In light of these concerns, extensive work was undertaken by the International Group of P&I Clubs and the International Chamber of Shipping to promote certainty. At the thirty-second session of the IMO General Assembly on 15 December 2021, by way of three separate resolutions by the state parties to those conventions, it was affirmed that the test for breaking the right to limit liability as contained in Article 4 of the LLMC 1976 and 1996 Protocol, and Article V of the CLC, was to be interpreted:
• as virtually unbreakable in nature ie breakable only in very limited circumstances and based on the principle of unbreakability;
• to mean a level of culpability analogous to wilful misconduct, namely:
- a higher culpability than gross negligence;
- a level of culpability that would deprive the shipowner of the right to be indemnified under their marine insurance policy; and
- a level that provides that the loss of entitlement to limit liability under the conventions should correlate with the loss of the shipowner’s insurance cover;
• that the term ‘recklessly’ is to be accompanied by ‘knowledge’ that such pollution damage, damage, or loss would probably result, and that the two terms establish a level of culpability that must be met in their combined totality and should not be considered in isolation from one another; and
• that the conduct of parties other than the shipowner, for example the master, crew or servants of the shipowner, is irrelevant and should not be taken into account when determining whether the test has been met.
These affirmations, referred to by the IMO as ‘unified interpretations’, have binding effect under the Vienna Convention on the Law of Treaties which, under Article 31(3), requires state parties to the Vienna Convention to ‘take into account’ any subsequent agreement between the parties regarding the interpretation of a treaty or the application of its provisions.
The unified interpretations were prepared following an extensive review of the contemporary discussions and travaux préparatoires accompanying the adoption of each convention and are drafted to reflect the intentions and understanding of the state parties to those conventions at the time they were adopted. The unified interpretations should not therefore be considered an update or a reframing of the conventions, but rather a clarification as to how the conventions were always intended to be applied by the national courts of all state parties.
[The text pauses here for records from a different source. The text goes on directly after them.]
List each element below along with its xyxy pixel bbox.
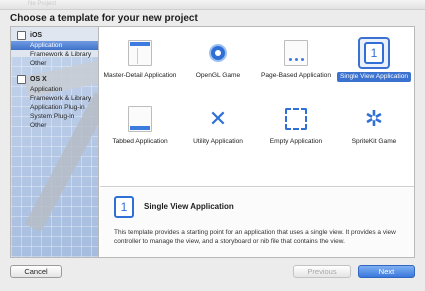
previous-button[interactable]: Previous [293, 265, 351, 278]
sidebar-group-label: iOS [30, 31, 43, 39]
mac-icon [17, 74, 26, 84]
page-based-icon [280, 37, 312, 69]
page-title: Choose a template for your new project [10, 13, 198, 24]
template-chooser-panel: iOS Application Framework & Library Othe… [10, 26, 415, 258]
template-description: 1 Single View Application This template … [100, 188, 414, 257]
sidebar-item-osx-other[interactable]: Other [11, 121, 98, 130]
template-tabbed[interactable]: Tabbed Application [101, 99, 179, 161]
template-label: Empty Application [269, 138, 323, 145]
empty-icon [280, 103, 312, 135]
description-text: This template provides a starting point … [114, 229, 396, 245]
sidebar-group-ios: iOS [11, 29, 98, 41]
template-empty[interactable]: Empty Application [257, 99, 335, 161]
sidebar-item-osx-system-plugin[interactable]: System Plug-in [11, 112, 98, 121]
single-view-icon: 1 [358, 37, 390, 69]
sidebar-list: iOS Application Framework & Library Othe… [11, 29, 98, 130]
iphone-icon [17, 30, 26, 40]
sidebar-item-osx-application-plugin[interactable]: Application Plug-in [11, 103, 98, 112]
template-page-based[interactable]: Page-Based Application [257, 33, 335, 95]
sidebar-item-osx-application[interactable]: Application [11, 85, 98, 94]
template-spritekit[interactable]: ✲ SpriteKit Game [335, 99, 413, 161]
sidebar-item-ios-application[interactable]: Application [11, 41, 98, 50]
window-title: Ne Project [28, 1, 57, 7]
template-label: Single View Application [336, 72, 412, 82]
sidebar-group-label: OS X [30, 75, 47, 83]
template-master-detail[interactable]: Master-Detail Application [101, 33, 179, 95]
single-view-glyph: 1 [364, 42, 384, 64]
template-grid: Master-Detail Application OpenGL Game Pa… [100, 27, 414, 187]
template-label: Page-Based Application [260, 72, 332, 79]
sidebar-group-osx: OS X [11, 73, 98, 85]
spritekit-icon: ✲ [364, 106, 384, 131]
sidebar-item-ios-other[interactable]: Other [11, 59, 98, 68]
description-title: Single View Application [144, 202, 234, 211]
template-label: OpenGL Game [195, 72, 241, 79]
opengl-icon [202, 37, 234, 69]
sidebar-item-ios-framework-library[interactable]: Framework & Library [11, 50, 98, 59]
template-label: Tabbed Application [112, 138, 168, 145]
single-view-icon: 1 [114, 196, 134, 218]
template-utility[interactable]: ✕ Utility Application [179, 99, 257, 161]
tabbed-icon [124, 103, 156, 135]
next-button[interactable]: Next [358, 265, 415, 278]
template-label: SpriteKit Game [351, 138, 397, 145]
title-bar: Ne Project [0, 0, 425, 10]
template-label: Utility Application [193, 138, 243, 145]
sidebar-item-osx-framework-library[interactable]: Framework & Library [11, 94, 98, 103]
platform-sidebar: iOS Application Framework & Library Othe… [11, 27, 99, 257]
template-single-view[interactable]: 1 Single View Application [335, 33, 413, 95]
template-label: Master-Detail Application [103, 72, 177, 79]
template-opengl-game[interactable]: OpenGL Game [179, 33, 257, 95]
master-detail-icon [124, 37, 156, 69]
wrench-icon: ✕ [208, 106, 228, 131]
cancel-button[interactable]: Cancel [10, 265, 62, 278]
The unified interpretations will go some way towards reducing the risk of national court decisions like the Prestige which focus on the master’s (rather than the shipowner’s) conduct.
As the intention is for the exceptions to apply to uninsurable conduct only, there may be less incentive for claimants to try to break the shipowner’s right to limit liability in the first place. A finding that a shipowner’s conduct has broken limitation under a convention will also have implications for that shipowner’s insurance cover which, in turn, may affect the extent to which an award of damages can in fact be recovered.